Однако моя страсть к ней была непорочной, она безотчетно и сумрачно сливалась в моем сознании с религиозным радением. Я веровал в чистоту и благость, а в ее безупречной красоте было нечто такое — какая-то грусть, при всей ее неугомонности и независимости манер, гордая безмятежность, сквозившая даже в движениях, — что само по себе было благим и чистым, наподобие бестелесной, прозрачной красоты воображаемого ангела. С годами я узнал, конечно, что безумная влюбленность черного мальчишки в прекрасную белую барышню при всей таящейся в таком чувстве опасности вовсе не редкость, но в то время я видел в этом своем обожании нечто зловещее, необычайное, почти невозможное, как будто я до глубины существа поражен неведомым божественным недугом. Не думаю, чтобы за весь тот год, что я обожал и поклонялся ей, она сказала мне больше десятка слов, а я и вообще не смел слова вымолвить, разве что выдохнул пару раз деликатное “Да, мэм” или “Нет, мэм” в ответ на какой-нибудь небрежный вопрос. Поскольку я больше не работал в доме, наши пути пересекались редко, и я лишь просил Всевышнего, чтобы мне была дарована возможность видеть ее хоть раз или два на дню. Естественно, она не первый год уже знала о моем особом положении, знала, что я не просто юный слуга, но на уме у нее было что угодно, только не мальчишка-негр, и хотя в ее обращении со мной не было пренебрежения или злости, но она, похоже, вряд ли даже замечала, что я дышу и живу на свете. Однажды она позвала меня с веранды, чтобы я помог ей подвесить горшок с цветами. От смущения у меня руки стали как грабли, горшок чуть не упал; стоя рядом, она отпрянула от сыплющейся земли и, схватив меня за голый локоть, резко прикрикнула: “Нат! Гусак ты неловкий!”, и мое имя на ее устах отозвалось во мне негой и благоговением, а прикосновение ее пальцев ожгло, как вихрь огненный.

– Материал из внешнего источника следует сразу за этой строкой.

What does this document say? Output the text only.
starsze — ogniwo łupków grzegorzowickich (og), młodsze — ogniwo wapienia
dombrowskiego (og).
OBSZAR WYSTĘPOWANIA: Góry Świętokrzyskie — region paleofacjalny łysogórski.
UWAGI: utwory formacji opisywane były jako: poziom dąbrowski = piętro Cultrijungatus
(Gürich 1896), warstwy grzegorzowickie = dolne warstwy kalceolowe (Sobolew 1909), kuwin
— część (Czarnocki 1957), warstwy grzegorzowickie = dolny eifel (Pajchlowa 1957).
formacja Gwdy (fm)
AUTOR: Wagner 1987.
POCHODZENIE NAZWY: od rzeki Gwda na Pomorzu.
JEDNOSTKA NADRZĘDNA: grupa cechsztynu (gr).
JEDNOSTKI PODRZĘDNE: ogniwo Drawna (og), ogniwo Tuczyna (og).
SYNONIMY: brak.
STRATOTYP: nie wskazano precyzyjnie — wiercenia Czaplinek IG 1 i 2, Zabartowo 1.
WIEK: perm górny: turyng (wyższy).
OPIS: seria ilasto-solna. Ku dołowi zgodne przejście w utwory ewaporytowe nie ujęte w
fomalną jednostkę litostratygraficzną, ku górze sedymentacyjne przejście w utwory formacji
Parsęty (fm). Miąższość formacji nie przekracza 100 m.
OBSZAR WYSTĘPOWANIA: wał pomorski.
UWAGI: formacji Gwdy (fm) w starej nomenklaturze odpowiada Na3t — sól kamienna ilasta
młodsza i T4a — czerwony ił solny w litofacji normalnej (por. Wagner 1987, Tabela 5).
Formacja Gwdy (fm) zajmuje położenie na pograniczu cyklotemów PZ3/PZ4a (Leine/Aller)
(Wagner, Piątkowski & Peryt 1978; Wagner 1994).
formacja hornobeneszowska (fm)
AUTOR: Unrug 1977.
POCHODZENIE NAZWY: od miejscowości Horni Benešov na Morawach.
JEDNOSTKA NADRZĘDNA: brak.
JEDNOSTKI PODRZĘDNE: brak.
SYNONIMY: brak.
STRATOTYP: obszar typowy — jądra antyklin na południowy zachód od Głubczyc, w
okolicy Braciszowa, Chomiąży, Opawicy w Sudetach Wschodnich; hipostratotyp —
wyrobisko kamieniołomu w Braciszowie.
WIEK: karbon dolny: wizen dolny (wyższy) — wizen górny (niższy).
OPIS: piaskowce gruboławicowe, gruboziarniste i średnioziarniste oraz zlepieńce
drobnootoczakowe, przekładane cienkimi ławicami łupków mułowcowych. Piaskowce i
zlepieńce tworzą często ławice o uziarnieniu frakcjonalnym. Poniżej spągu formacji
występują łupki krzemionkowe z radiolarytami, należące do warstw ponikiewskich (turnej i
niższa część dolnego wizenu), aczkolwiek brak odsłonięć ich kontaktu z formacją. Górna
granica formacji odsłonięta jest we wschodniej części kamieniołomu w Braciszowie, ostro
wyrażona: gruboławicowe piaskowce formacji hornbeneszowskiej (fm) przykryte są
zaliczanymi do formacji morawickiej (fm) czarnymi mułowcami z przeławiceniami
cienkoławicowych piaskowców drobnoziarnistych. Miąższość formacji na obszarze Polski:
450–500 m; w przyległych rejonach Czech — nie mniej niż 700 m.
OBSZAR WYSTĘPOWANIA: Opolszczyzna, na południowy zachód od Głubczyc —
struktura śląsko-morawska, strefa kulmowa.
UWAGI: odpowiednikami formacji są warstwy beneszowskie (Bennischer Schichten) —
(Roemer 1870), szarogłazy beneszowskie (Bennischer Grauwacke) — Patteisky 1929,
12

Потом, примерно через год после возвращения мисс Эммелин из Балтимора на плантацию, однажды вечером в конце лета на лесопилке Тернера устраивали празднество, и само по себе это событие стоит описать. Светские приемы на плантации происходили редко (по крайней мере, так помнится мне то время, когда я работал в доме), и не только в силу отдаленности от соседей, но главным образом из-за ужасных трудностей передвижения — глубокие броды, поваленные деревья и размытые дороги в Восточной Виргинии делали поездку из усадьбы в усадьбу всякий раз особой, многотрудной и рискованной авантюрой, отваживаться на которую следовало не иначе, как хорошо подумав и уж во всяком случае не бросаясь очертя голову. Однако нет-нет да и случалось: где-то примерно раз в два года, обычно в конце лета, когда урожай собран, маса Сэмюэль вдруг давал команду устроить то, что он с усмешкой именовал ассамоляжем : мол, в кои-то веки грянем, а там пускай хоть костьми ляжем, и человек двадцать гостей съезжались из ближней и дальней округи — плантаторы и их родственники с берегов рек Джеймс и Чикахомини, даже с дальнего юга, из Северной Каролины, люди с фамилиями Картер и Харрисон, Бёрд, Кларк и Боннер приезжали в элегантных экипажах в сопровождении шумной толпы черных нянек и камердинеров. Они останавливались на четыре-пять дней, иногда на целую неделю, и каждый день устраивали лисьи охоты с гончими майора Вогана, владельца соседней плантации, стреляли диких индеек и ездили на пикники, соревновались в верховой езде и стрельбе из пистолетов, пока их довольные, сонные дамы вели между собою светские беседы на веранде; по меньшей мере раза два во время такого “ассамбляжа” хозяева закатывали костюмированные балы в главной зале, убранной к вечерним торжествам многими ярдами кумача и синего атласа.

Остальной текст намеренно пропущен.